25 - Magasin à poudres.

Ce magasin dit "de Vauban" est à peu près conforme par son emplacement et son principe au projet de du Cairon (1690) antérieur à celui de Vauban. Néanmoins, il n'a été construit qu'à la suite du projet général de Vauban et Niquet (1692) dont l'article 25 est consacré à la construction de deux magasins à poudre neufs dans l'enceinte nord. Celui réalisé, dans le bastion 7, est l'un des deux prévus, et il est la seule concrétisation monumentale tangible issue du projet Vauban à Sisteron, ce qui lui confère valeur de symbole.
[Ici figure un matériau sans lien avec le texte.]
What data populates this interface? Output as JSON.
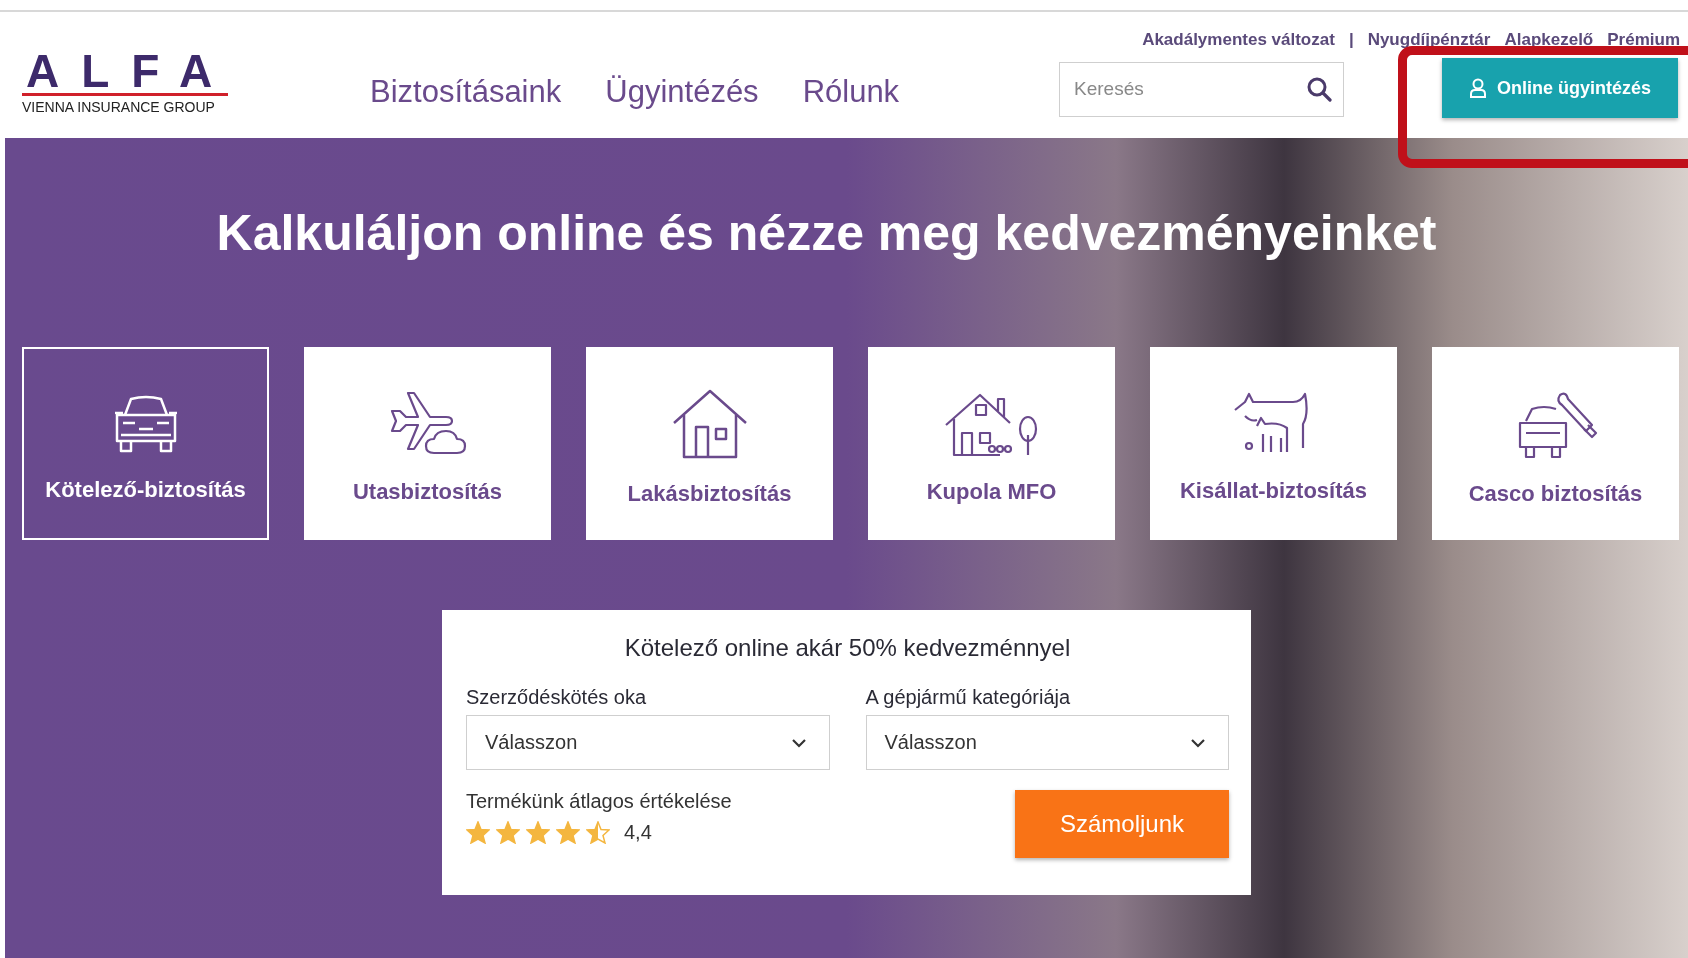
{
  "logo": {
    "mark": "ALFA",
    "subtitle": "VIENNA INSURANCE GROUP"
  },
  "nav": [
    "Biztosításaink",
    "Ügyintézés",
    "Rólunk"
  ],
  "top_links": {
    "items": [
      "Akadálymentes változat",
      "Nyugdíjpénztár",
      "Alapkezelő",
      "Prémium"
    ],
    "separator": "|"
  },
  "search": {
    "placeholder": "Keresés"
  },
  "online_button": {
    "label": "Online ügyintézés",
    "highlighted": true
  },
  "hero_title": "Kalkuláljon online és nézze meg kedvezményeinket",
  "products": [
    {
      "label": "Kötelező-biztosítás",
      "kind": "car",
      "selected": true
    },
    {
      "label": "Utasbiztosítás",
      "kind": "plane",
      "selected": false
    },
    {
      "label": "Lakásbiztosítás",
      "kind": "house",
      "selected": false
    },
    {
      "label": "Kupola MFO",
      "kind": "estate",
      "selected": false
    },
    {
      "label": "Kisállat-biztosítás",
      "kind": "pets",
      "selected": false
    },
    {
      "label": "Casco biztosítás",
      "kind": "repair",
      "selected": false
    }
  ],
  "calculator": {
    "title": "Kötelező online akár 50% kedvezménnyel",
    "fields": [
      {
        "label": "Szerződéskötés oka",
        "value": "Válasszon"
      },
      {
        "label": "A gépjármű kategóriája",
        "value": "Válasszon"
      }
    ],
    "rating_label": "Termékünk átlagos értékelése",
    "stars": 4.5,
    "rating": "4,4",
    "button": "Számoljunk"
  }
}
Vue extérieure nord-est du magasin à poudres 25.Vue extérieure nord-est du magasin à poudres 25.

En position assez peu encaissée, mais défilée vers l'ouest par le saillant 6, avec mur de soutènement du XIXe siècle à joints vifs, ce magasin à poudres bien construit selon les normes en vigueur au temps de Vauban, très bien conservé sans altérations et remaniements, n'en est pas moins une construction fort simple, plus petite que les magasins-type, et dépourvue de contreforts latéraux.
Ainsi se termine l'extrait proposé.